Теперь он, разумеется, ждал смерти и надеялся лишь забрать с собой несколько стигийцев. Но отряд получил приказ доставить его Тот-Апису живым. Офицер отдал новое распоряжение, несколько копейщиков перевернули оружие, используя копья как дубины. Хотя киммериец рубил со всей яростью, не щадя себя, чтоб прорваться, и убил при этом еще двоих, и здорово поранил остальных, но, в конце концов, такое количество дубин на один череп — это чересчур. Он рухнул на пол и провалился в черноту беспамятства. Солдаты мстительно набросились на поверженного варвара и пинали, пока офицер их не окликнул.

Глава восьмая Пленники черного круга

Лицо Тот-Аписа — голова хищной птицы — было мрачным. Пальцы барабанили по подлокотнику трона-кобры. На какое-то время то был единственный звук среди бесформенных колеблющихся теней.

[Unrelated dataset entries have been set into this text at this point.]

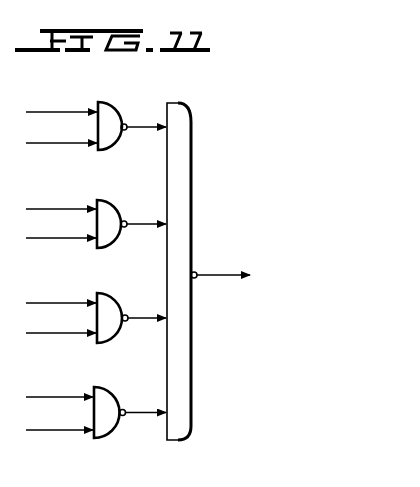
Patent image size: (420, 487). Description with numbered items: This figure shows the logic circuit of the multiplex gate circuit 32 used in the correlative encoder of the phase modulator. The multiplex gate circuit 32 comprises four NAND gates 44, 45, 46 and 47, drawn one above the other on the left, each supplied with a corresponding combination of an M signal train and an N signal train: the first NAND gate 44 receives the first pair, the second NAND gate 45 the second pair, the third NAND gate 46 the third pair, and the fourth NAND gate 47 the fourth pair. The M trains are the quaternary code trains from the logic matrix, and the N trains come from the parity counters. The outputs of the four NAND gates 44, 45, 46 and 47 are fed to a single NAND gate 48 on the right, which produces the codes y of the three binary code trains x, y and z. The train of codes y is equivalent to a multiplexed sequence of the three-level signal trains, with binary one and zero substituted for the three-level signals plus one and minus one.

The multiplex gate circuit 32 is at (180, 95).
The NAND gate 44 is at (127, 88).
The NAND gate 45 is at (135, 190).
The NAND gate 46 is at (131, 291).
The NAND gate 47 is at (131, 386).
The single NAND gate 48 is at (196, 189).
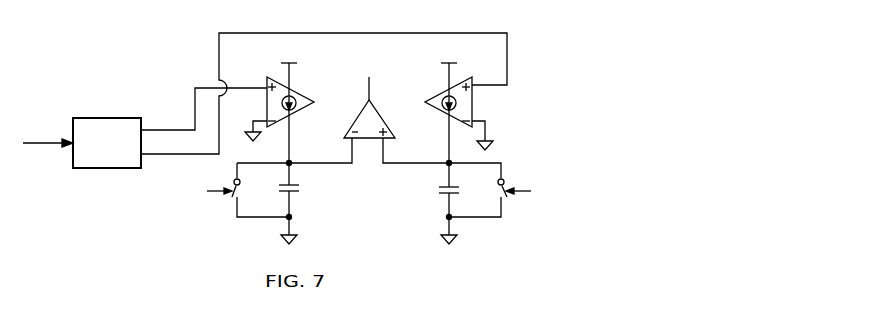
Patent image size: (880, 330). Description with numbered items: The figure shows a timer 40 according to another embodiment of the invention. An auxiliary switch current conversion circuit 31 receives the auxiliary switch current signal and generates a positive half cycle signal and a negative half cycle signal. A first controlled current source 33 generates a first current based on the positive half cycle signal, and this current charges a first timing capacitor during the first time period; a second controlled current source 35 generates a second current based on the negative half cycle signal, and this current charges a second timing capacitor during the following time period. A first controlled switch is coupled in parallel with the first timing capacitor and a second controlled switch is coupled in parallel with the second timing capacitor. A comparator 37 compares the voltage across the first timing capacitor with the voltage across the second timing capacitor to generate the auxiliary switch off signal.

The auxiliary switch current conversion circuit 31 is at (118, 117).
The first controlled current source 33 is at (296, 92).
The second controlled current source 35 is at (429, 92).
The comparator 37 is at (384, 121).
The timer 40 is at (511, 14).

— Мне это не нравится, — пробормотал он. — Слишком дерзок.

Рахиба, сидевшая на скамеечке у его ног, еще больше распахнула свои большие золотисто-бронзовые глаза. Пламя свечей, игравшее в них, заколдовывало ее притягательное лицо, которое, казалось, светится изнутри.

— Что же вы хотите вообще делать, господин мой? — спросила она тихо.

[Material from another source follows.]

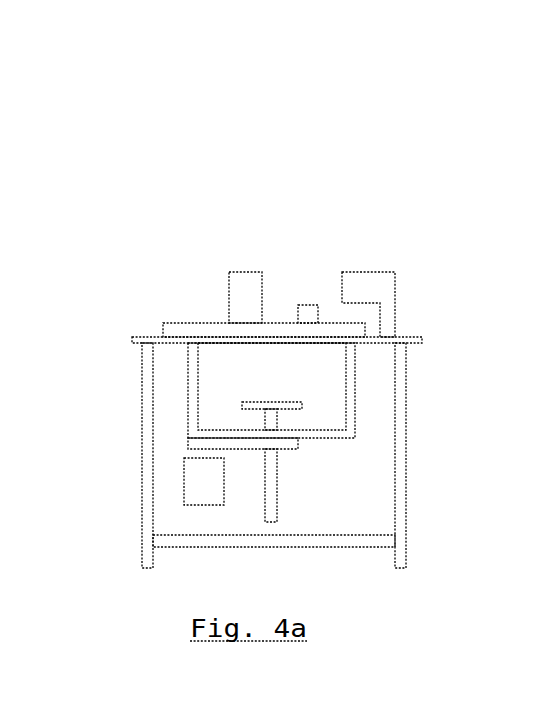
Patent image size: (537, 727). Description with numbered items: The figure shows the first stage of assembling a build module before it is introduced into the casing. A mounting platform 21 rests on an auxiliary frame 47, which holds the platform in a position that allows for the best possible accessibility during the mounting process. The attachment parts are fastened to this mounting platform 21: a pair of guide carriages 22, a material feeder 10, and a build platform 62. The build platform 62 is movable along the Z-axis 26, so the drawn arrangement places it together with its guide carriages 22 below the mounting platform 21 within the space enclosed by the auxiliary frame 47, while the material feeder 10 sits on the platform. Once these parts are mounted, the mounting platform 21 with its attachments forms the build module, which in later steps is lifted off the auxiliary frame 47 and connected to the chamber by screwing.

— Чем больше я об этом думаю, — ответил он, — тем более разумным мне представляется немедленно уничтожить их всех: Конана, тайянскую принцессу, Джихана, да и вашего офиру, Фалко. Необходимо опередить смертоносное предназначение Конана и тех троих ничтожных, которые каким-то образом связаны с ним.

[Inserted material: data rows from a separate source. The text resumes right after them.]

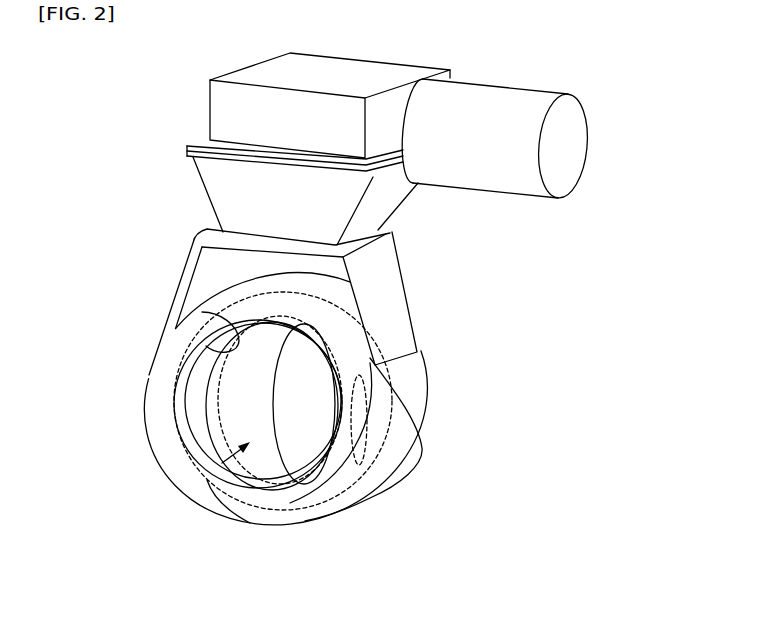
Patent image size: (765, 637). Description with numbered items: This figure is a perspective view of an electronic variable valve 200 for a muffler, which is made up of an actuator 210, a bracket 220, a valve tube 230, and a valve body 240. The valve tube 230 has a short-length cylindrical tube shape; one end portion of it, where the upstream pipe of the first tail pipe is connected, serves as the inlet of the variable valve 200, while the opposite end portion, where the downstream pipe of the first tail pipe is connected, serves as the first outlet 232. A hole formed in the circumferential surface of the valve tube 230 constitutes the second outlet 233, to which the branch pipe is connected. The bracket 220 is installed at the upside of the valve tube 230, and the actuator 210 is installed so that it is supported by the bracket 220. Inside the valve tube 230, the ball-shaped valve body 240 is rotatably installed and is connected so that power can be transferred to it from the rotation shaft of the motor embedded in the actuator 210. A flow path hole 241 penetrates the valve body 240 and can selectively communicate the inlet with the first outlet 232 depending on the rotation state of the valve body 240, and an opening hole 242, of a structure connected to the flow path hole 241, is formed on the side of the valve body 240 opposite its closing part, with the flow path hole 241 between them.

The electronic variable valve 200 is at (599, 320).
The actuator 210 is at (194, 192).
The bracket 220 is at (405, 288).
The valve tube 230 is at (430, 387).
The first outlet 232 is at (207, 435).
The second outlet 233 is at (205, 436).
The valve body 240 is at (186, 436).
The flow path hole 241 is at (202, 312).
The opening hole 242 is at (358, 390).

— Господин мой, прошу простить мои слова, но я должна сказать: страх говорит вашими устами, не разум, — предупредила жрица. — Сначала мы должны найти суть дела, мы обязаны узнать больше, прежде чем перейти к необратимым действиям, если мы хотим избежать того, чтобы цепь грядущих событий была прервана тем самым без непредсказуемых последствий. К примеру, Митра мог бы… — При упоминании ненавистного Солнечного Бога оба зашипели и описали в воздухе знак змеи.-…Найти кого-то другого, кто вознесет вместо Конана Секиру, выкованную на небе, — если это вообще то самое, для чего он предназначен судьбой. И тогда конец всем пророчествам об Избраннике. Нам нужно узнать об этом киммерийце все, проследить все возможности, прежде чем мы сможем увериться, что деяния, которые он предназначен совершить, предотвращены навсегда.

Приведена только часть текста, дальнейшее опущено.